Sword Rose was genuinely a very good drama. I initially started watching it because of Dilraba, but what kept me was how different this role felt from what we usually see her in. This was a modern setting where she wasn’t framed as “just pretty.” Her character had weight, responsibility, and emotional depth, and she carried it brilliantly.
One of the strongest aspects of the drama was its portrayal of kidnapping victims. It felt disturbingly realistic. The show didn’t romanticize survival or pretend that everything magically becomes okay once victims reunite with their families. Instead, it explored the uncomfortable truth: people move on, trauma lingers, and relationships don’t always return to what they once were. Sometimes, the only option is to keep living through the pain. That honesty made the drama feel grounded and painfully real.
I also appreciated that the story avoided easy, happy resolutions. Life isn’t always neat, and Sword Rose didn’t insult the audience by pretending otherwise.
That said, there was one element that consistently pulled me out of the story: the subtle—but persistent—propaganda. By the end, it became very obvious, but even before then, it was hard to ignore. The police force was portrayed as almost flawless. No dirty cops. No internal failures. No laziness. No administrative incompetence. The only obstacle was a lack of clues.
This felt unrealistic, especially considering how intelligent and calculated the villain was. We’re talking about a criminal mastermind who could plan years ahead, infiltrate industries from the ground up, and run multiple criminal operations. It’s difficult to believe that someone like that wouldn’t think to plant people within the police force or use bribery to gain advance warnings of raids. In other crime dramas—especially Western ones—small oversights, internal corruption, or past mistakes often explain why cases go unresolved. Here, that layer was completely absent, and it came across as intentional rather than organic.
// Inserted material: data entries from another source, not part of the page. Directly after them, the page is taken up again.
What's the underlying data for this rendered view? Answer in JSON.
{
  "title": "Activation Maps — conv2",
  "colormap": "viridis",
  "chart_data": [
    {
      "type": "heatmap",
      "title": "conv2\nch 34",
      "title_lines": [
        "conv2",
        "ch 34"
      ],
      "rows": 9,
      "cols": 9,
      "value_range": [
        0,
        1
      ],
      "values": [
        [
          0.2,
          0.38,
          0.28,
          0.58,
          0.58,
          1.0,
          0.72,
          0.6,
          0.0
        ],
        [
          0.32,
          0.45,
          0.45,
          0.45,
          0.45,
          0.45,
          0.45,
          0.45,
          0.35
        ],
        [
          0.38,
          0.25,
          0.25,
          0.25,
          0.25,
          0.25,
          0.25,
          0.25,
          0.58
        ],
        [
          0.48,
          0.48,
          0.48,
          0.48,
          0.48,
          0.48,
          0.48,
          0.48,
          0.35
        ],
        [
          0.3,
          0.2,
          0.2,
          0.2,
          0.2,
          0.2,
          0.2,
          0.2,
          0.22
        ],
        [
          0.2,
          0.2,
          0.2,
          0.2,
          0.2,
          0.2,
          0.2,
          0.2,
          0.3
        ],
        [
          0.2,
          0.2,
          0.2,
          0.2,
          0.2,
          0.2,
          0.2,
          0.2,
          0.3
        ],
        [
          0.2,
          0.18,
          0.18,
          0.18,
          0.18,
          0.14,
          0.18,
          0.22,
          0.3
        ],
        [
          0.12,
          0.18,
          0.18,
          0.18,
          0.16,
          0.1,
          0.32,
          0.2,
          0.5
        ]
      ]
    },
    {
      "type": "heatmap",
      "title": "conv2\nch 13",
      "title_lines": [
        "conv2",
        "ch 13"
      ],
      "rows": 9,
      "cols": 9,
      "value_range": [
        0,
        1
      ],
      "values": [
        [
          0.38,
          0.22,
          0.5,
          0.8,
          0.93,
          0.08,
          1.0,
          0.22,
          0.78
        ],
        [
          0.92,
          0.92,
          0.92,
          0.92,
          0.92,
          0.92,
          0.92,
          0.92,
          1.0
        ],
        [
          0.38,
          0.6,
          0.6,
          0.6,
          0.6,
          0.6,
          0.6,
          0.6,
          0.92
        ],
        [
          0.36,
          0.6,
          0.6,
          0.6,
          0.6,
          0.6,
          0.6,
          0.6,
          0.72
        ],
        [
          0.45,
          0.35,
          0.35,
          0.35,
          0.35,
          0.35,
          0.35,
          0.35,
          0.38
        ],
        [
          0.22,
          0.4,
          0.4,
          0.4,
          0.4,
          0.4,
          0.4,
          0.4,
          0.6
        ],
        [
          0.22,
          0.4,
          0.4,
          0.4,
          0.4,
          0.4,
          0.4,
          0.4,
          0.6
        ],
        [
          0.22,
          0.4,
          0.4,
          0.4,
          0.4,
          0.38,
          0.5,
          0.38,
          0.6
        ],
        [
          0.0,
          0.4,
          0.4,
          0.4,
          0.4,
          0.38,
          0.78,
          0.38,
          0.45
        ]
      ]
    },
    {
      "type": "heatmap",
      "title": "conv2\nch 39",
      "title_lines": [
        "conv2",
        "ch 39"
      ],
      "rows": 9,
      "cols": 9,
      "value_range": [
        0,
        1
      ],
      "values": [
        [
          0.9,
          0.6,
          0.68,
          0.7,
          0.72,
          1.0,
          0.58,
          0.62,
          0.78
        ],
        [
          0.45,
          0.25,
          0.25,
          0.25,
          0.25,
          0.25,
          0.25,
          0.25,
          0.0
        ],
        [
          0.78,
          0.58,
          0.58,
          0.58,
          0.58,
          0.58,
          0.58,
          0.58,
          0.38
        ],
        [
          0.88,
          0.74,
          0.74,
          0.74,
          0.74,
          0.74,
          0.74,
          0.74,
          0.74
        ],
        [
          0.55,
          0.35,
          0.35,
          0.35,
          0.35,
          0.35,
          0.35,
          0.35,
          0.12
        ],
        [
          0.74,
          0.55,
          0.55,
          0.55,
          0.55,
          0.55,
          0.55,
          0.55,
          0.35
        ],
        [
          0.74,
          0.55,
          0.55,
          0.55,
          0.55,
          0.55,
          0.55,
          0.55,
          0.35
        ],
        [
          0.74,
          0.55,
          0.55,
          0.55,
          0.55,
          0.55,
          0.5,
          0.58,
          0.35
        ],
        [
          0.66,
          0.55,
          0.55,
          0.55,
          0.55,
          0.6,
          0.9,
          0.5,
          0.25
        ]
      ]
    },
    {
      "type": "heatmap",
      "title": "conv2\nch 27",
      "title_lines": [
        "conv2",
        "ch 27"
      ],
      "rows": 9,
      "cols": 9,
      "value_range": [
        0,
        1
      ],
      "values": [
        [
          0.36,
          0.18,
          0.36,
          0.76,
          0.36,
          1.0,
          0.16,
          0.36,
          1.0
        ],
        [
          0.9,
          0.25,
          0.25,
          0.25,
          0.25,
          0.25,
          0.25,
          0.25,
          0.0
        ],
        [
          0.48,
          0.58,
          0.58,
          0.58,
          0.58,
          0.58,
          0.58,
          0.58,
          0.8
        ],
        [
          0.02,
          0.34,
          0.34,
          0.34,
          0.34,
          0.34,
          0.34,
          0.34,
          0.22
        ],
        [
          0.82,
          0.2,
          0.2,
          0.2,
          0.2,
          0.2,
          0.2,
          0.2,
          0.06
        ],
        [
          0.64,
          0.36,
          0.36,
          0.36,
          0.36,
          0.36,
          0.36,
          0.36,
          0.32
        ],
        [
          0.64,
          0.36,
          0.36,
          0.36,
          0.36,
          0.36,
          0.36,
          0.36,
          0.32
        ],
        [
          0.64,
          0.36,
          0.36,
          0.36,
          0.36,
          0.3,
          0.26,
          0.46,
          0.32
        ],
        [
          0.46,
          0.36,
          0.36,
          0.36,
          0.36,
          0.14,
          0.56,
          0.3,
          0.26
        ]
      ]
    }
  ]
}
Another thing I noticed was that the writing felt somewhat stiff at times. While Dilraba delivered a strong performance, there were no real “aha” moments where one character suddenly pieces everything together. Every breakthrough came from collective effort. While that’s realistic in theory, it sometimes dulled the dramatic impact.
Still, despite these issues, Sword Rose remains a compelling and well-acted drama with a mature tone and a surprisingly realistic portrayal of trauma and recovery. It’s gripping, thoughtful, and emotionally grounded.
All in all, it’s a solid jammer—and an easy 9/10 for me.